長い表参道を歩いて一ノ鳥居、表門を通り抜けて少し行くと神厩舎(しんきゅうしゃ)。ここは神様に使える神馬をつないでおくところですが、猿が馬を守護するという言い伝えがあることからか、その長押(なげし)には猿が彫刻されています。有名な三猿です。ライフステージごとに描かれているこの三猿の幼少期が「見ざる・聞かざる・言わざる」。幼いうちは純真で周囲の影響を受けやすいから、世の中の悪いことは見聞きしない、悪い言葉を話さないように。良いものを身に付けておけば正しい判断ができるようになるという意味だそうです。この三猿も、漆を塗り直して再び鮮やかに彩色されていました。

御水舎のところを曲がると、唐銅(からかね or とうどう)鳥居が現れ、その向こうに陽明門が見えてきました。夜であればこの唐銅鳥居と陽明門の中心を結んだところに北極星が見えるそうです。さて、いよいよ陽明門。人が沢山でうまく写真が撮れませんでしたが、高さ11メートルの大きな門に、所狭しと彫刻が配されています。いずれも可能な限り創建当時の技法に沿って修復され、美しく輝いていました。想像上の生き物の麒麟(きりん)、目貫きの竜、唐獅子、また子どもたちの遊ぶ様子を彫り出した唐子遊びや故事逸話に基づくものなど、いつまで見ていても飽きません。それにしてもこれほどの彫刻が飾られていて、よく倒れないものだと思いますが、うまく力を分散させ、また斗栱(ときょう)組みという組み方で大きく張り出した軒を支えているそうです。

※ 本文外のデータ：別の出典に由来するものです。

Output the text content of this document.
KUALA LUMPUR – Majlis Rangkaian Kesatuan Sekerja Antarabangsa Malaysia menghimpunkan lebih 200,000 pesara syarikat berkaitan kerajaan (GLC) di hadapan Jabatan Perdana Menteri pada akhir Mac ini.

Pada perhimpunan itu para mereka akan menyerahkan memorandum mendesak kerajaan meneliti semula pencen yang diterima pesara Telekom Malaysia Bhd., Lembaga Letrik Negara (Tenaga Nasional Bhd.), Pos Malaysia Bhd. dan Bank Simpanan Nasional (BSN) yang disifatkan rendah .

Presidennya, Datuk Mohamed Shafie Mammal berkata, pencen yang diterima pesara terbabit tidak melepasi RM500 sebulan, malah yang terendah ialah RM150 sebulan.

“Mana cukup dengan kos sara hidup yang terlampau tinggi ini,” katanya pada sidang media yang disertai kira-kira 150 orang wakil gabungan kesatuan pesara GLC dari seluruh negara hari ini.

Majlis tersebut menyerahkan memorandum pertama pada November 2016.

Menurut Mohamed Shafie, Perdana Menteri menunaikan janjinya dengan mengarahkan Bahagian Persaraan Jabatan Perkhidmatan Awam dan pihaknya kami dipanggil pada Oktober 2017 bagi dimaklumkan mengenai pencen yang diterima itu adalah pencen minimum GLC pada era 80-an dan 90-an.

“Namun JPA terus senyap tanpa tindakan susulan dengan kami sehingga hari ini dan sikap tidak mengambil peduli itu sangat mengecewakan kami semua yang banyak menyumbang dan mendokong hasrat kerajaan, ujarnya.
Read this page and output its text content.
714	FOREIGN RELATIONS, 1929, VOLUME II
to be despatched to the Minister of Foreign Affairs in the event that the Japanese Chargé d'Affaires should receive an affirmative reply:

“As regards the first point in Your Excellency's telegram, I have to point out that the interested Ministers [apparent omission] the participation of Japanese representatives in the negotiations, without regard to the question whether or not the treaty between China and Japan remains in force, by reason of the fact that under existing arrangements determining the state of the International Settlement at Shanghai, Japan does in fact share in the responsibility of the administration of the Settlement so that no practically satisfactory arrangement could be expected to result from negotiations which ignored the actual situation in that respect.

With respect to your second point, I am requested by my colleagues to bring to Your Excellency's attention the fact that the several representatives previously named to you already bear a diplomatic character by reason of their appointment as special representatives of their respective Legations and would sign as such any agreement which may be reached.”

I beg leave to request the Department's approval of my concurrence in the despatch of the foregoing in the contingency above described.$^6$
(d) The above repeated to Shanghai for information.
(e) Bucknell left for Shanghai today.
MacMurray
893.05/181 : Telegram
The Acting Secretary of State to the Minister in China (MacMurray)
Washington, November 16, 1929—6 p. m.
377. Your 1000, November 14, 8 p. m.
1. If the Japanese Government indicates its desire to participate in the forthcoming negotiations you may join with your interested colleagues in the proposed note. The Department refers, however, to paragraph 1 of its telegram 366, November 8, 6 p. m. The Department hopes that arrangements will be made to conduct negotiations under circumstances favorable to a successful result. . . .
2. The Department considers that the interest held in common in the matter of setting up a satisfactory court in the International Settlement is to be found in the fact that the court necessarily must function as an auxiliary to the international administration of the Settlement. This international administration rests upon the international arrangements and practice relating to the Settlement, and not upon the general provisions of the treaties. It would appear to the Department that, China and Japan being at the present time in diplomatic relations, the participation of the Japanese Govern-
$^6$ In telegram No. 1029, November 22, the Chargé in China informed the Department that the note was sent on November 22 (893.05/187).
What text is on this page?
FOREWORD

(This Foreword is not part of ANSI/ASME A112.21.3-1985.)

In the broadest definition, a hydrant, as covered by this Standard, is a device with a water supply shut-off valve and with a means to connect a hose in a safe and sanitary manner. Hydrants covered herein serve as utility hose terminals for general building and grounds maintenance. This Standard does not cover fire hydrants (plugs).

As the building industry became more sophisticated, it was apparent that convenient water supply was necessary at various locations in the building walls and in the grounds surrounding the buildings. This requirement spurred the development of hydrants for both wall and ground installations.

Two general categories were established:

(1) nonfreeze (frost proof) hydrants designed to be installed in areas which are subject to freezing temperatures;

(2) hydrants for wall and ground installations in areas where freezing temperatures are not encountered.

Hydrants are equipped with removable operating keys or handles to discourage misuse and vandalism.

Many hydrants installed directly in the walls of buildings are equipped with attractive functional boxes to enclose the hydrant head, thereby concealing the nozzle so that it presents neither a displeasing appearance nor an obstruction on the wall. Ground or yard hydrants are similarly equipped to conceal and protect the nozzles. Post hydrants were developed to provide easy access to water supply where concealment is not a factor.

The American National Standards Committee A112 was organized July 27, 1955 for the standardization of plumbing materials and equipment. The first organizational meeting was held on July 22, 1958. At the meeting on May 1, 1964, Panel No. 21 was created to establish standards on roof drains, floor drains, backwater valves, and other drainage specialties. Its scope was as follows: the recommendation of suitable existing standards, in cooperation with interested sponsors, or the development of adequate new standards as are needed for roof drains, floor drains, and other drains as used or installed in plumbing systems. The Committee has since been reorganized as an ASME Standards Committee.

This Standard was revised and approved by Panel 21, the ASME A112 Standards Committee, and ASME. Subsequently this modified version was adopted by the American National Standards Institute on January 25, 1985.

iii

さらに先、唐門へ。色彩あふれる陽明門とは打って変わったシンプルな色使いの門です。しかしその彫刻は唐木寄木細工による繊細なもので、門には昇り龍と降り龍、また台輪(だいわ)や虹梁(こうりょう)には七福神や七賢人、中国故事などの彫刻が施され、その卓越した技に目をみはります。

拝殿は内部の拝観は可能でしたが、今回はシートで覆われていて残念。気を取り直して東回廊に行くと、いたいた、かわいい眠り猫。牡丹の花咲く下に日の光を浴びて子猫がうたた寝をしているということで、「日光」に因んでいるともいわれています。

最後は薬師堂。中に入ると、大きく描かれた天井の竜の絵に圧倒されます。鳴き竜です。案内してくださったお坊さんがほんの少し違った場所で拍子木を打った時には乾いたカーンという音が聞こえるだけでしたが、竜のちょうど顔の真下で拍子木を鳴らすと鈴を転がすようにエコーがかかって響き、まるで本当に鳴いているようでした。

日光東照宮にはここではご紹介できなかったものがまだまだ沢山あります。是非一度、訪れてみてはいかがでしょうか。